Here’s fun on a Thursday. Go read Shelley’s latest column. Now, in the comments section, submit a paragraph in which Herald lifestyle columnist Shelley Bridgeman writes a passage from a classic New Zealand novel in her own inimitable style. I’ll send the winners to the New Zealand Herald opinion editor, who has yet to acknowledge any of my submissions let alone publish them, but you never know.
I’ll start you off:
Beth Heke stood in the Charvet store on the Place Vendome, on a perfect trip to Paris, eyeing up a green scarf that would match the resort holiday she went on to the Bahamas once. I wonder, she wondered, wondering aloud, if my husband Jake raped my daughter? Rape is a type of sexual assault usually involving sexual intercourse, which is initiated by one or more persons against another person without that person’s consent. The act may be carried out by physical force, coercion, abuse of authority or with a person who is incapable of valid consent. The term is most often defined in criminal law. A person who commits an act of rape is known as a rapist. One thing is for sure – Beth poetically never forgot the day she bought the sky-green Charvet scarf.
Seacliffe asylum was perched atop the rugged hills that lay below Seacliffe asylum. I soon became accustomed to the hospital – but I missed Remuera, with its sky perched high, high above the ground, and its ground at ground level, filled with objects and things.
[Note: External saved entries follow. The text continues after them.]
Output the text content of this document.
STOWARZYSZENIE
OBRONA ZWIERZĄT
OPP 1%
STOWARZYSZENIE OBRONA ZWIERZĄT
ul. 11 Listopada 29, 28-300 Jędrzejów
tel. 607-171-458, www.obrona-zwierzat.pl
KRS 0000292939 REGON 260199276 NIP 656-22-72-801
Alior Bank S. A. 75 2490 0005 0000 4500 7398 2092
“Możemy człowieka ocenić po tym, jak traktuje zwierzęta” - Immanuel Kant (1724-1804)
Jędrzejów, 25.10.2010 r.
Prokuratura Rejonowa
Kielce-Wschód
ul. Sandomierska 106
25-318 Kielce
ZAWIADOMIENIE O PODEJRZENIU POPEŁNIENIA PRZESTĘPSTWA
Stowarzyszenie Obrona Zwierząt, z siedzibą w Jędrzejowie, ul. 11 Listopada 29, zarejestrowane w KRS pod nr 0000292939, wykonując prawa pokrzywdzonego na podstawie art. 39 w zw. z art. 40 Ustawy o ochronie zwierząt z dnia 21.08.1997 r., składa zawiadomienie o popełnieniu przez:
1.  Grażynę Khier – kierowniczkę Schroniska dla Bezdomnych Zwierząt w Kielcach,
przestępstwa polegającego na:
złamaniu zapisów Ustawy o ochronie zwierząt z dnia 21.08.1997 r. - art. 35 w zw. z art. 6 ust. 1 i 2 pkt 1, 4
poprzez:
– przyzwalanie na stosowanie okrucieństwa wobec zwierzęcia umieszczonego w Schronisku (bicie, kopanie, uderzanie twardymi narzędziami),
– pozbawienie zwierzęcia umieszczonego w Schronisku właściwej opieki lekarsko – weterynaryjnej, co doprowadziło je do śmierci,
One day my doctor called me into his office. ‘As you know,’ he said, ‘You’re scheduled to have a pre-frontal lobotomy.’
I smiled, because I knew that for all his learning, the doctor didn’t know that the hospital gown I wore was actually designed by Linda Jackson, an Australian fashion designer who crafted the outfit to look just like a hospital frock. My husband and I once sat at a table near Jackson at a fashionable restaurant in Noosa, where . . .
‘Bridgeman?’ The doctor snapped his fingers in front of my face. ‘Can you even hear me?’
I could only smile. The poor doctor! For all his learning he didn’t know that the hospital gown I wore . .
‘Hey!’ The doctor took some papers out of his drawer and fanned them across his desk. ‘Did you publish these articles?’ He demanded.
I nodded and his face grew grave. ‘As you know you’re scheduled for a lobotomy next Monday,’ he said, furrowing his brow. ‘But in light of the quality of your writing, we’re sending you into surgery immediately.’
I don’t know why people take taxis places. I drive my Lancia.